Another counter-argument may be made that the economic benefits of the Adani coal mine must be taken into account. I would agree with this. The High Court formulates Implied Rights with a “proportionality test” for this reason: Lange (1997). This test basically requires the Court to permit the government to do what it wishes if it is for some benefit that is “worth” the potential damage to the Constitution. With the Adani Coal Mine, the argument can be made that its disputed economic benefits are not worth this damage.

A further counter-argument flows from this. Would the Implied Right to a Healthy Environment require judges to engage in too much subjective or “political” decision-making? For instance, judges may have to make economic value judgments regarding the mine when applying this proportionality test.

One problem with this, though, is that such value judgments – on not just economics, but national security and other politically-charged matters – are the norm in Australian constitutional law, where the proportionality test is employed with regard to a range of topics.

Further, judges are the guardians of our Constitution and watchdog of the government. One may argue it would be a dereliction of their duties not to intervene against this looming existential threat to our constitutional system. Judges cannot simply pretend that climate change, and such giant coal mines, do not pose such a grave threat (and should not let governments get away with doing so either).

Why is the Implied Right worth pursuing?

While convincing the Court to recognise the Implied Right to a Healthy Environment would be no easy feat, it offers unique benefits to the Australian climate litigation community that make it worth pursuing.

One strength is that this proposed argument for an Implied Right to a Health Environment could be taken to court now. A referendum is not needed. It is based on the document’s existing ‘text and structure’ seen through the lens of existing precedent.

Another strength is that the Constitution is the one law above government that cannot be changed at the whim of politicians.

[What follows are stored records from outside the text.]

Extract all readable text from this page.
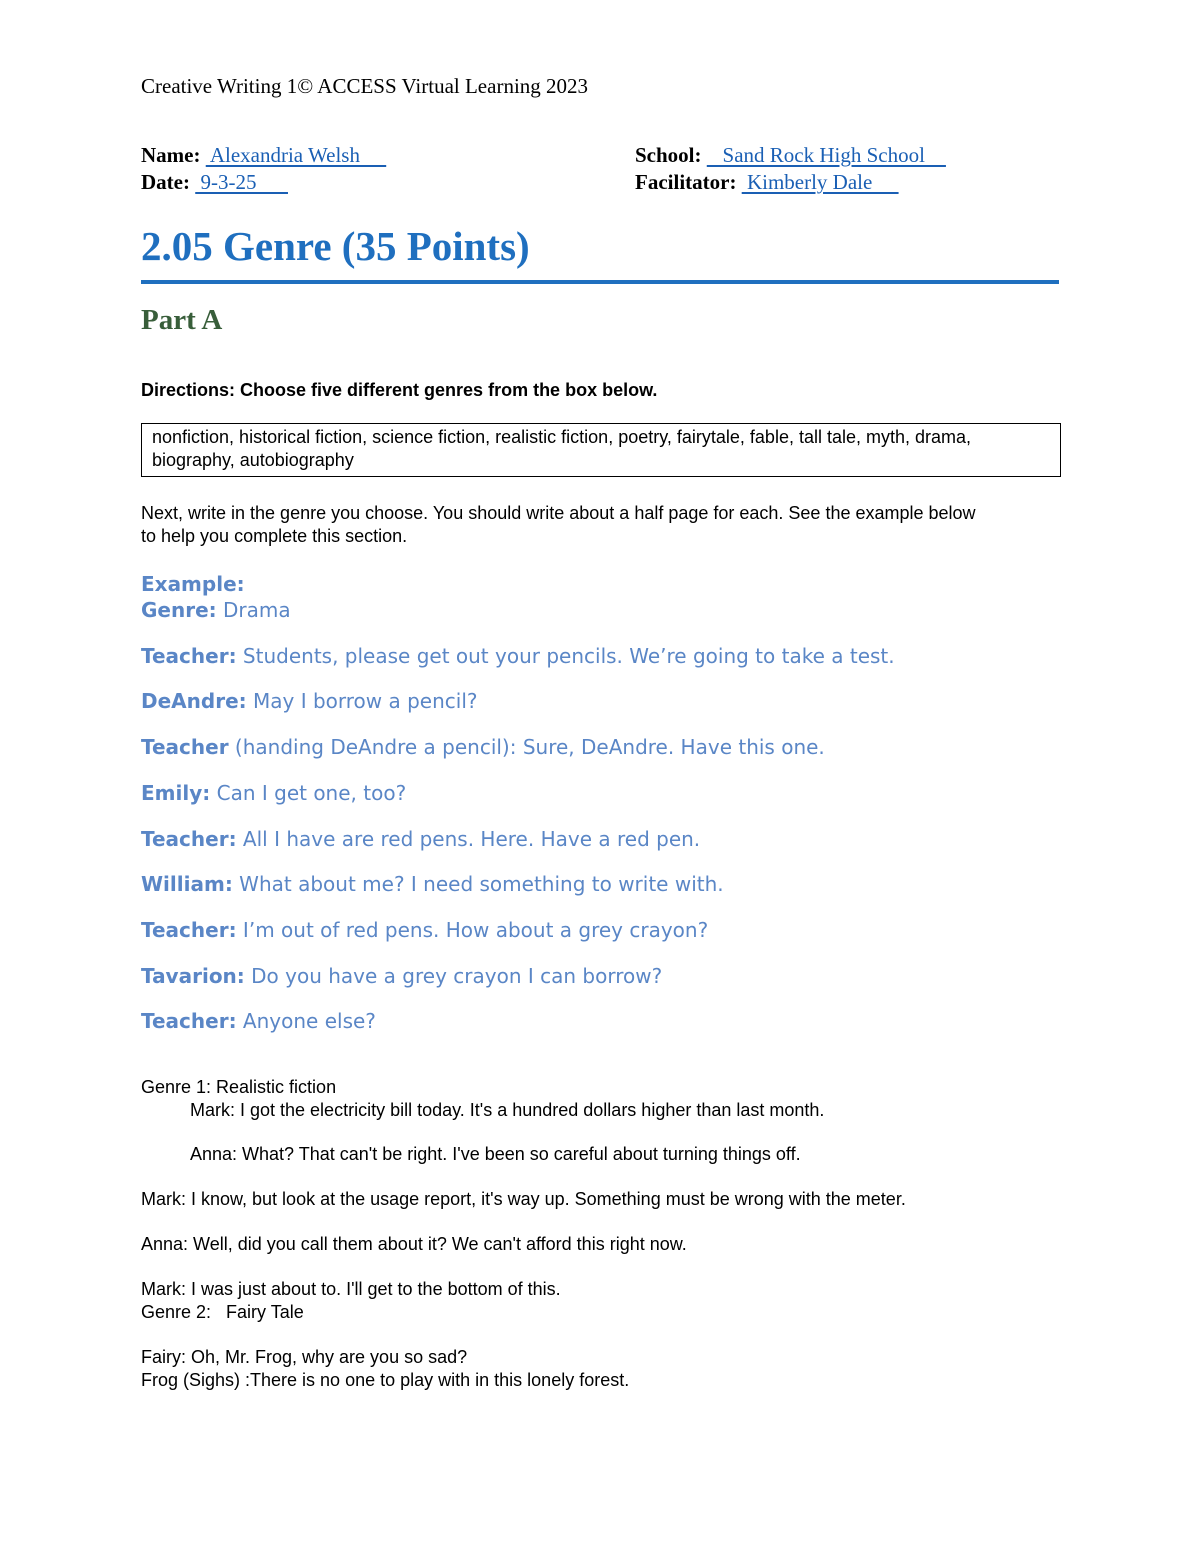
Creative Writing 1© ACCESS Virtual Learning 2023
Name:  Alexandria Welsh	School:    Sand Rock High School
Date:  9-3-25	Facilitator:  Kimberly Dale
2.05 Genre (35 Points)
Part A
Directions: Choose five different genres from the box below.
nonfiction, historical fiction, science fiction, realistic fiction, poetry, fairytale, fable, tall tale, myth, drama,
biography, autobiography
Next, write in the genre you choose. You should write about a half page for each. See the example below
to help you complete this section.
Example:
Genre: Drama
Teacher: Students, please get out your pencils. We’re going to take a test.
DeAndre: May I borrow a pencil?
Teacher (handing DeAndre a pencil): Sure, DeAndre. Have this one.
Emily: Can I get one, too?
Teacher: All I have are red pens. Here. Have a red pen.
William: What about me? I need something to write with.
Teacher: I’m out of red pens. How about a grey crayon?
Tavarion: Do you have a grey crayon I can borrow?
Teacher: Anyone else?
Genre 1: Realistic fiction
Mark: I got the electricity bill today. It's a hundred dollars higher than last month.
Anna: What? That can't be right. I've been so careful about turning things off.
Mark: I know, but look at the usage report, it's way up. Something must be wrong with the meter.
Anna: Well, did you call them about it? We can't afford this right now.
Mark: I was just about to. I'll get to the bottom of this.
Genre 2:   Fairy Tale
Fairy: Oh, Mr. Frog, why are you so sad?
Frog (Sighs) :There is no one to play with in this lonely forest.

This is different from environmental protection legislation, which too often we have seen governments simply rewrite and weaken whenever it gets in the way of the climate-damaging mines and other projects they wish to support.

Big societal crises, like World War II and the Cold War, have often been the catalyst for discovering new aspects implied in our Constitution. Climate change and other pressing environmental threats are such a crisis today, shedding light on the fact that our constitutional system has always existed within, and been dependent upon, the ecosystem. If this ecosystem falls apart so too does this constitutional system built within it.

These environmental crises are not going away. Indeed, the argument for the Implied Right to a Healthy Environment will only become more compelling over time. The sooner we recognise this Implied Right the better equipped we will be to pass on a healthy constitutional system to future generations as our Constitution requires.

* Elsewhere, I have referred to this proposed ‘Implied Right to a Healthy Environment’ as the ‘Ecological Limitation’.